Consider the seemingly elementary problem of finding the roots of a cubic polynomial. Many of us can recite the quadratic equation by heart, but not the one for cubics (try deriving the simpler quadratic formula by hand). If we were given one evening and a whole lot of blank paper, we could try tackling this problem (no Google allowed!). While the probability of failure is quite high (and arguably most of us would fail), it would still make sense of "coming closer to the solution". Maybe we could even solve the problem when some terms are missing, etc. The important thing here is that the notion of having reached a solution is well-defined. Also, once we've found the solution it would probably be easier to convince ourselves that it is correct (verification would be easier than actually coming up with the solution).
Vision is more like theoretical physics, psychology, and philosophy and less like the well-defined math problem I described above. When dealing with the math problem described above, we know what the symbols mean, we know valid operations -- the game is already set in place. In vision, just like physics, psychology and philosophy, the notion of a fundamental operational unit (which happens to be an object for vision) isn't rigidly defined as the Platonic Ideals used throughout mathematics. We know what a circle is, we know what a real-valued variable is, but what is a "car"? Consider your mental image of a car. Now remove a wheel and ask yourself, is this still a car? Surely! But what happens as we start removing more and more elements. At what point does this object cease to be a car and become a motor, a single tire, or a piece of metal? The circle, a Platonic Ideal, ceases to become a circle once it has suffered the most trivial of all perturbations -- any deviation from perfection, and boom! the circle ceases to be a circle.

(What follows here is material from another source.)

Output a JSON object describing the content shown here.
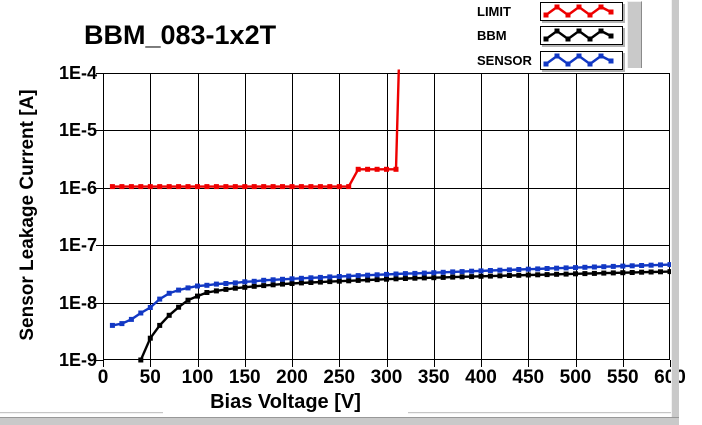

Much of Computer Vision does not ask such metaphysical questions, as objects of the real world are seamlessly mapped to abstract symbols that our mathematically-inclined PhD students love to play with. I am sad to report that this naive mapping between objects of the real world and mathematical symbols isn't so much a questions of style, it is basically the foundation of modern computer vision research. So what must be done to expand this parochial field of Vision into a mature field? Wake up and stop coding! I think Vision needs a sort of a mental coup d'état, a fresh outlook on old problem. Sometimes to make progress we have start with a clean slate -- current visionaries do not possess the right tools for this challenging enterprise. Instead of throwing higher-level mathematics at the problem, maybe we are barking up the wrong tree? However, if mathematics is the only thing we are good at, then how are we to have a mature discussion which transcends mathematics? The window through which we peer circumscribes the world we see.
I believe if we are to make progress in this challenging endeavor, we must first become Renaissance men, a sort of Neitzschean Übermensch. We must understand what has been said about perception, space, time, and the structure of the universe. We must become better historians. We must study not only more mathematics, but more physics, more psychology, read more Aristotle and Kant, build better robots, engineer stabler software, become better sculptors and painters, become more articulate orators, establish better personal relationships, etc. Once we've mastered more domains of reality, and only then, will we have a better set of tools for coping with paradoxes inherent in artificial intelligence. Because a better grasp on reality -- inching closer to enlightenment -- will result in asking more meaningful questions.
I am optimistic. But the enterprise which I've outlined will require a new type of individual, one worthy of the name Renaissance Man. We aren't interested in toy problems here, nor cute solutions. If we want to make progress, we must shape our lives and outlooks around this very fact. Two steps backwards and three steps forward. Rinse, lather, repeat.